June 28, 1989: The premiere CD release of the “Judy” album by Capitol Records. The CD featured the previously unreleased track, “I’m Old Fashioned,” recorded on March 26, 1956, but not included in the original release nor the subsequent LP re-releases. The original album was released on October 10, 1956.
June 28, 1989: Capitol Records released the CD “Judy Garland Live.” The single-disc release featured the first official release of the 1962 Manhattan Center (NY) recordings plus five tracks from Judy’s 1963/64 TV series. This was the last “new” Judy Garland album released by the label.
On April 26, 1962, Capitol Records recorded a “live” recording session, starting at midnight, held at the Manhattan Center in New York City, for their planned album “Judy Takes Broadway.”
Judy was suffering from laryngitis and was unable to complete the album, the contents of which remained out of print (aside from bootleg records) until this 1989 release.

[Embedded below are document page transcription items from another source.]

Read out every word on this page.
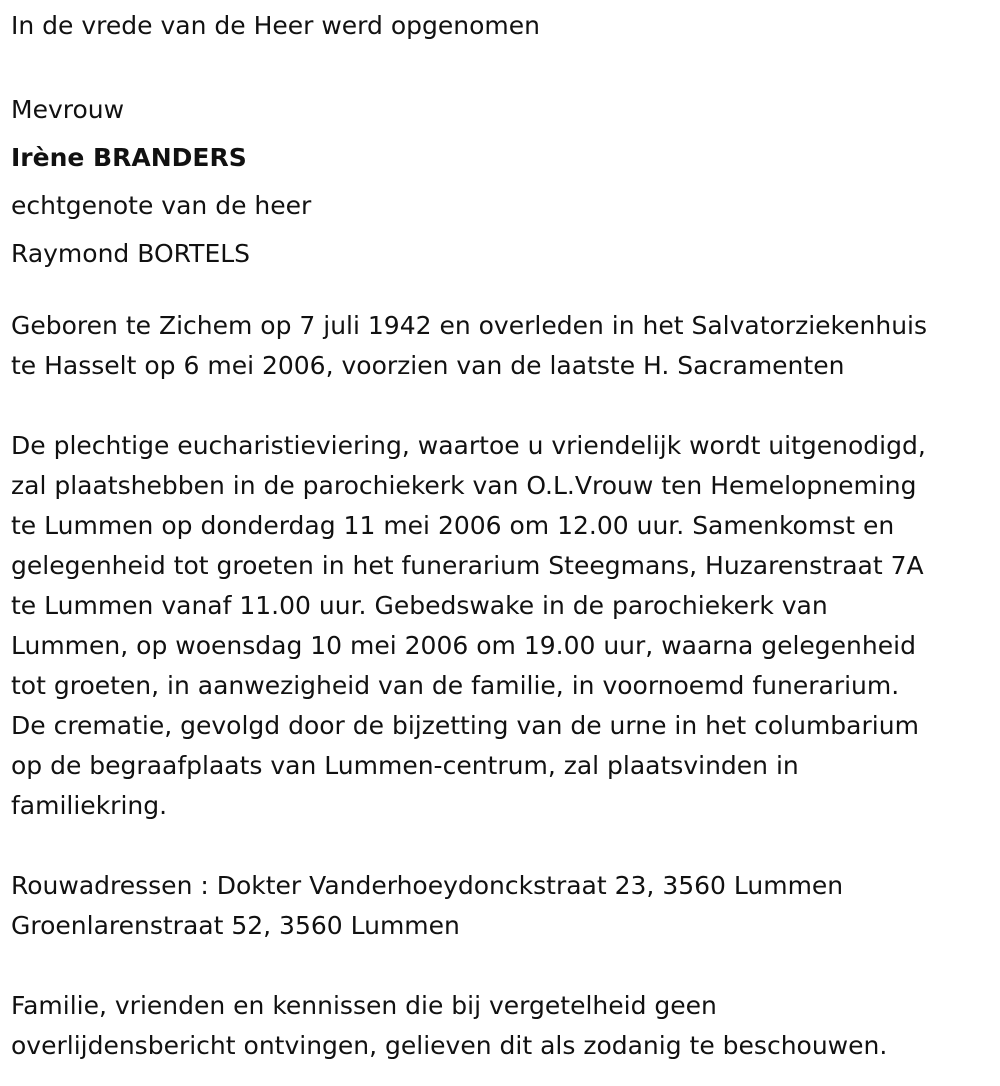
In de vrede van de Heer werd opgenomen
Mevrouw
Irène BRANDERS
echtgenote van de heer
Raymond BORTELS
Geboren te Zichem op 7 juli 1942 en overleden in het Salvatorziekenhuis
te Hasselt op 6 mei 2006, voorzien van de laatste H. Sacramenten
De plechtige eucharistieviering, waartoe u vriendelijk wordt uitgenodigd,
zal plaatshebben in de parochiekerk van O.L.Vrouw ten Hemelopneming
te Lummen op donderdag 11 mei 2006 om 12.00 uur. Samenkomst en
gelegenheid tot groeten in het funerarium Steegmans, Huzarenstraat 7A
te Lummen vanaf 11.00 uur. Gebedswake in de parochiekerk van
Lummen, op woensdag 10 mei 2006 om 19.00 uur, waarna gelegenheid
tot groeten, in aanwezigheid van de familie, in voornoemd funerarium.
De crematie, gevolgd door de bijzetting van de urne in het columbarium
op de begraafplaats van Lummen-centrum, zal plaatsvinden in
familiekring.
Rouwadressen : Dokter Vanderhoeydonckstraat 23, 3560 Lummen
Groenlarenstraat 52, 3560 Lummen
Familie, vrienden en kennissen die bij vergetelheid geen
overlijdensbericht ontvingen, gelieven dit als zodanig te beschouwen.
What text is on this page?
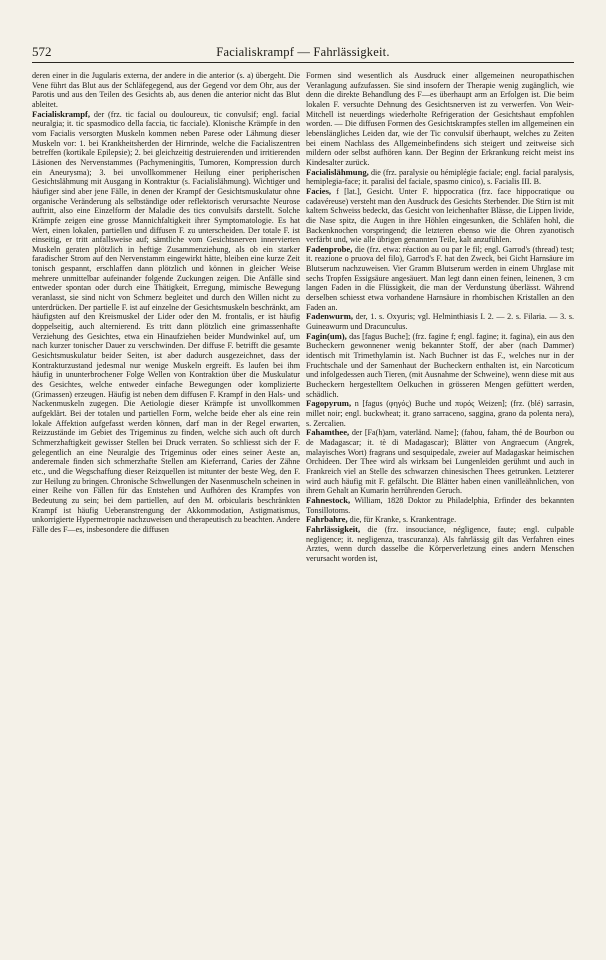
572	Facialiskrampf — Fahrlässigkeit.

deren einer in die Jugularis externa, der andere in die anterior (s. a) übergeht. Die Vene führt das Blut aus der Schläfegegend, aus der Gegend vor dem Ohr, aus der Parotis und aus den Teilen des Gesichts ab, aus denen die anterior nicht das Blut ableitet.

Facialiskrampf, der (frz. tic facial ou douloureux, tic convulsif; engl. facial neuralgia; it. tic spasmodico della faccia, tic facciale). Klonische Krämpfe in den vom Facialis versorgten Muskeln kommen neben Parese oder Lähmung dieser Muskeln vor: 1. bei Krankheitsherden der Hirnrinde, welche die Facialiszentren betreffen (kortikale Epilepsie); 2. bei gleichzeitig destruierenden und irritierenden Läsionen des Nervenstammes (Pachymeningitis, Tumoren, Kompression durch ein Aneurysma); 3. bei unvollkommener Heilung einer peripherischen Gesichtslähmung mit Ausgang in Kontraktur (s. Facialislähmung). Wichtiger und häufiger sind aber jene Fälle, in denen der Krampf der Gesichtsmuskulatur ohne organische Veränderung als selbständige oder reflektorisch verursachte Neurose auftritt, also eine Einzelform der Maladie des tics convulsifs darstellt. Solche Krämpfe zeigen eine grosse Mannichfaltigkeit ihrer Symptomatologie. Es hat Wert, einen lokalen, partiellen und diffusen F. zu unterscheiden. Der totale F. ist einseitig, er tritt anfallsweise auf; sämtliche vom Gesichtsnerven innervierten Muskeln geraten plötzlich in heftige Zusammenziehung, als ob ein starker faradischer Strom auf den Nervenstamm eingewirkt hätte, bleiben eine kurze Zeit tonisch gespannt, erschlaffen dann plötzlich und können in gleicher Weise mehrere unmittelbar aufeinander folgende Zuckungen zeigen. Die Anfälle sind entweder spontan oder durch eine Thätigkeit, Erregung, mimische Bewegung veranlasst, sie sind nicht von Schmerz begleitet und durch den Willen nicht zu unterdrücken. Der partielle F. ist auf einzelne der Gesichtsmuskeln beschränkt, am häufigsten auf den Kreismuskel der Lider oder den M. frontalis, er ist häufig doppelseitig, auch alternierend. Es tritt dann plötzlich eine grimassenhafte Verziehung des Gesichtes, etwa ein Hinaufziehen beider Mundwinkel auf, um nach kurzer tonischer Dauer zu verschwinden. Der diffuse F. betrifft die gesamte Gesichtsmuskulatur beider Seiten, ist aber dadurch ausgezeichnet, dass der Kontrakturzustand jedesmal nur wenige Muskeln ergreift. Es laufen bei ihm häufig in ununterbrochener Folge Wellen von Kontraktion über die Muskulatur des Gesichtes, welche entweder einfache Bewegungen oder komplizierte (Grimassen) erzeugen. Häufig ist neben dem diffusen F. Krampf in den Hals- und Nackenmuskeln zugegen. Die Aetiologie dieser Krämpfe ist unvollkommen aufgeklärt. Bei der totalen und partiellen Form, welche beide eher als eine rein lokale Affektion aufgefasst werden können, darf man in der Regel erwarten, Reizzustände im Gebiet des Trigeminus zu finden, welche sich auch oft durch Schmerzhaftigkeit gewisser Stellen bei Druck verraten. So schliesst sich der F. gelegentlich an eine Neuralgie des Trigeminus oder eines seiner Aeste an, anderemale finden sich schmerzhafte Stellen am Kieferrand, Caries der Zähne etc., und die Wegschaffung dieser Reizquellen ist mitunter der beste Weg, den F. zur Heilung zu bringen. Chronische Schwellungen der Nasenmuscheln scheinen in einer Reihe von Fällen für das Entstehen und Aufhören des Krampfes von Bedeutung zu sein; bei dem partiellen, auf den M. orbicularis beschränkten Krampf ist häufig Ueberanstrengung der Akkommodation, Astigmatismus, unkorrigierte Hypermetropie nachzuweisen und therapeutisch zu beachten. Andere Fälle des F—es, insbesondere die diffusen

Formen sind wesentlich als Ausdruck einer allgemeinen neuropathischen Veranlagung aufzufassen. Sie sind insofern der Therapie wenig zugänglich, wie denn die direkte Behandlung des F—es überhaupt arm an Erfolgen ist. Die beim lokalen F. versuchte Dehnung des Gesichtsnerven ist zu verwerfen. Von Weir-Mitchell ist neuerdings wiederholte Refrigeration der Gesichtshaut empfohlen worden. — Die diffusen Formen des Gesichtskrampfes stellen im allgemeinen ein lebenslängliches Leiden dar, wie der Tic convulsif überhaupt, welches zu Zeiten bei einem Nachlass des Allgemeinbefindens sich steigert und zeitweise sich mildern oder selbst aufhören kann. Der Beginn der Erkrankung reicht meist ins Kindesalter zurück.

Facialislähmung, die (frz. paralysie ou hémiplégie faciale; engl. facial paralysis, hemiplegia-face; it. paralisi del faciale, spasmo cinico), s. Facialis III. B.

Facies, f [lat.], Gesicht. Unter F. hippocratica (frz. face hippocratique ou cadavéreuse) versteht man den Ausdruck des Gesichts Sterbender. Die Stirn ist mit kaltem Schweiss bedeckt, das Gesicht von leichenhafter Blässe, die Lippen livide, die Nase spitz, die Augen in ihre Höhlen eingesunken, die Schläfen hohl, die Backenknochen vorspringend; die letzteren ebenso wie die Ohren zyanotisch verfärbt und, wie alle übrigen genannten Teile, kalt anzufühlen.

Fadenprobe, die (frz. etwa: réaction au ou par le fil; engl. Garrod's (thread) test; it. reazione o pruova del filo), Garrod's F. hat den Zweck, bei Gicht Harnsäure im Blutserum nachzuweisen. Vier Gramm Blutserum werden in einem Uhrglase mit sechs Tropfen Essigsäure angesäuert. Man legt dann einen feinen, leinenen, 3 cm langen Faden in die Flüssigkeit, die man der Verdunstung überlässt. Während derselben schiesst etwa vorhandene Harnsäure in rhombischen Kristallen an den Faden an.

Fadenwurm, der, 1. s. Oxyuris; vgl. Helminthiasis I. 2. — 2. s. Filaria. — 3. s. Guineawurm und Dracunculus.

Fagin(um), das [fagus Buche]; (frz. fagine f; engl. fagine; it. fagina), ein aus den Bucheckern gewonnener wenig bekannter Stoff, der aber (nach Dammer) identisch mit Trimethylamin ist. Nach Buchner ist das F., welches nur in der Fruchtschale und der Samenhaut der Bucheckern enthalten ist, ein Narcoticum und infolgedessen auch Tieren, (mit Ausnahme der Schweine), wenn diese mit aus Bucheckern hergestelltem Oelkuchen in grösseren Mengen gefüttert werden, schädlich.

Fagopyrum, n [fagus (φηγός) Buche und πυρός Weizen]; (frz. (blé) sarrasin, millet noir; engl. buckwheat; it. grano sarraceno, saggina, grano da polenta nera), s. Zercalien.

Fahamthee, der [Fa(h)am, vaterländ. Name]; (fahou, faham, thé de Bourbon ou de Madagascar; it. tè di Madagascar); Blätter von Angraecum (Angrek, malayisches Wort) fragrans und sesquipedale, zweier auf Madagaskar heimischen Orchideen. Der Thee wird als wirksam bei Lungenleiden gerühmt und auch in Frankreich viel an Stelle des schwarzen chinesischen Thees getrunken. Letzterer wird auch häufig mit F. gefälscht. Die Blätter haben einen vanilleähnlichen, von ihrem Gehalt an Kumarin herrührenden Geruch.

Fahnestock, William, 1828 Doktor zu Philadelphia, Erfinder des bekannten Tonsillotoms.

Fahrbahre, die, für Kranke, s. Krankentrage.

Fahrlässigkeit, die (frz. insouciance, négligence, faute; engl. culpable negligence; it. negligenza, trascuranza). Als fahrlässig gilt das Verfahren eines Arztes, wenn durch dasselbe die Körperverletzung eines andern Menschen verursacht worden ist,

The show began at midnight, with Judy singing until 1:30 a.m. with a star-studded audience in attendance (that included Marilyn Monroe and a 19-year-old Barbra Streisand). Judy sang “Sail Away”; “Something’s Coming”; “Just In Time”; “Some People”; “Never Will I Marry”; “Joey, Joey, Joey”; and “The Party’s Over.” She also attempted “Do What You Do” and “Why Can’t I?” after the concert and after the audience had left. She was unable to complete any takes of these two songs.
The outtake of “Why Can’t I?” premiered on the 2002 CD set “Judy Garland – The Capitol Years – 1955-1965.”
June 28, 2013: This ad by Warner Home Video appeared on various sites online promoting the upcoming 75th-anniversary release of The Wizard of Oz in the Blu-ray, standard DVD, digital, and 3D formats.